On Monday, Beth and I went out to the block of V. rupestris B38 x ‘Horizon’ to rate for disease. To our relief, disease there was!
Now that we have disease, we can phenotype the population, one of the most important steps in creating molecular markers. A phenotype(n.) is a trait of an individual, due to a mix of genetic and environmental factors. As we are looking at the inheritance of black rot resistance in grapevines, our phenotype of interest is disease severity on clusters. We therefore phenotype(v.) the population by rating disease on a 0 to 4 scale
0 – No sign of disease
1 – First sign of disease: a few lesions or starts of lesions on fruit
2 – Few to many lesions on fruit, with no pycnidia formed
3 – Few to many lesions on fruit, some lesions have pycnidia
4 – Tons of lesions with many pycnidia
Rating for disease resistance on the clusters is actually pretty challenging, because you have to check every single berry on the cluster to make sure it doesn’t have a lesion that could bump it up to the next category. It doesn’t sound too hard, but there’s something about the three-dimensionality of the clusters that makes it hard to tell. Also, as you can tell from the classifications, it is a bit subjective. And the ratings take forever. I am not very good at them, but Beth is quite good at it.

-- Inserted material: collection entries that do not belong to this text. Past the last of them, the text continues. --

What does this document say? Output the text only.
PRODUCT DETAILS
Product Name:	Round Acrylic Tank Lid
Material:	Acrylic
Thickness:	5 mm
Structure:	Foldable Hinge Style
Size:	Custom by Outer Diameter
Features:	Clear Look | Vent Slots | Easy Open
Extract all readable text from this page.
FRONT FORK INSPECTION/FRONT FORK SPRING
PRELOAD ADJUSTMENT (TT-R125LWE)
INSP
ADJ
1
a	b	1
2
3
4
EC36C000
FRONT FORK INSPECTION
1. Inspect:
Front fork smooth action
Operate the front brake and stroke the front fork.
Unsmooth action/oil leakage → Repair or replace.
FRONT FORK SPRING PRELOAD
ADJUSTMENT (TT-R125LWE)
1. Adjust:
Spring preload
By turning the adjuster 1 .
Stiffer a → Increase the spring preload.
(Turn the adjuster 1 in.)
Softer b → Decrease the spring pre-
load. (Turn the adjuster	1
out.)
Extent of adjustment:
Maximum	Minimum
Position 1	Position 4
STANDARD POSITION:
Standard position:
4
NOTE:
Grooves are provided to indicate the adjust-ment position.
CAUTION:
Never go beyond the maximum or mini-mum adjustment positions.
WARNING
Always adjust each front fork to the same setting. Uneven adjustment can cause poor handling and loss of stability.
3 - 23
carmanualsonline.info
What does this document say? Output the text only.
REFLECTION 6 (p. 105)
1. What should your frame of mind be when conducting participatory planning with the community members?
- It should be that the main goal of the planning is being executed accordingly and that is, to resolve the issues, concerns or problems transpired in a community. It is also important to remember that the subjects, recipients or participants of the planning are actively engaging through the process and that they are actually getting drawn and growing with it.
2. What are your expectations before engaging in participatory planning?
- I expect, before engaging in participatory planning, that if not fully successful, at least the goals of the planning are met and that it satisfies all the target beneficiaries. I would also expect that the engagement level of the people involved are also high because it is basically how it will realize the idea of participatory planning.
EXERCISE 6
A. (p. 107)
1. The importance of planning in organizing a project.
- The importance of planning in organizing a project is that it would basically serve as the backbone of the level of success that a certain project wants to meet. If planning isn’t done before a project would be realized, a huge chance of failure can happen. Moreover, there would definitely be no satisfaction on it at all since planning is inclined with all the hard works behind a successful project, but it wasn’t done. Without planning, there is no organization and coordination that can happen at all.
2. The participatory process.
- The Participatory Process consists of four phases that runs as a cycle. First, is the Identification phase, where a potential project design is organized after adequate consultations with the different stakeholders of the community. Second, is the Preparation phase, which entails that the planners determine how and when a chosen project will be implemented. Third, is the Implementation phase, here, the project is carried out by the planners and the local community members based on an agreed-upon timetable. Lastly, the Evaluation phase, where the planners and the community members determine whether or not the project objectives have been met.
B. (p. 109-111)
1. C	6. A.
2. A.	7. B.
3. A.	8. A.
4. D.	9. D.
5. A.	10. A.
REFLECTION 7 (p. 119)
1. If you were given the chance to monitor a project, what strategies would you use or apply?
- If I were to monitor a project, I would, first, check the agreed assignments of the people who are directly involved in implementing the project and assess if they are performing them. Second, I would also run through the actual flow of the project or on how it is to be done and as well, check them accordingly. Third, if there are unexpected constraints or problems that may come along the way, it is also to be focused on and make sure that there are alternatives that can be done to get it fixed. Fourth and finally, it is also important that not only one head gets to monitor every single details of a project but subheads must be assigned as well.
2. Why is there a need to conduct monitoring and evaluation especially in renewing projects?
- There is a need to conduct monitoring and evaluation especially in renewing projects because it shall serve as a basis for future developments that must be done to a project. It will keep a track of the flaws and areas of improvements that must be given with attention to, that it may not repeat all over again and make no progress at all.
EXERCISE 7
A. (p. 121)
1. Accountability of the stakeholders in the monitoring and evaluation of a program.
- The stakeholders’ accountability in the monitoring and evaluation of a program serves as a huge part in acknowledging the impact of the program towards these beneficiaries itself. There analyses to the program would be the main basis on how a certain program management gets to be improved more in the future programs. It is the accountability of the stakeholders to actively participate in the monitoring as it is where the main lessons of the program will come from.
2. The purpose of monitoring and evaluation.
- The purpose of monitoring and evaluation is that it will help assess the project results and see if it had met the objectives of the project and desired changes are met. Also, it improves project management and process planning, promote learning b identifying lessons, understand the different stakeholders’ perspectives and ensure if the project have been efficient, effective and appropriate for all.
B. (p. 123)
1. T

Besides the disease ratings, the week was not very productive, because Beth and I both got wiped out by a stomach bug.
On Wednesday I did a few secondary isolations off the second batch of plates I’d made last week. I do this by taking a chunk of of one of the many (different kinds of) colonies on the primary isolation plate, and moving it to a fresh sterile plate where it can be alone. We had better luck with the second batch than the first: a few more of the colonies looked like they could have been black rot. To define whether or not they actually are, we need to analyze the genetics, but that is an activity for a later day.
Editors note: I now only have one week left in the program, and we haven’t had time to do the analysis, so the world may never know. I may as well tell you now, dear reader, so you don’t get your hopes up.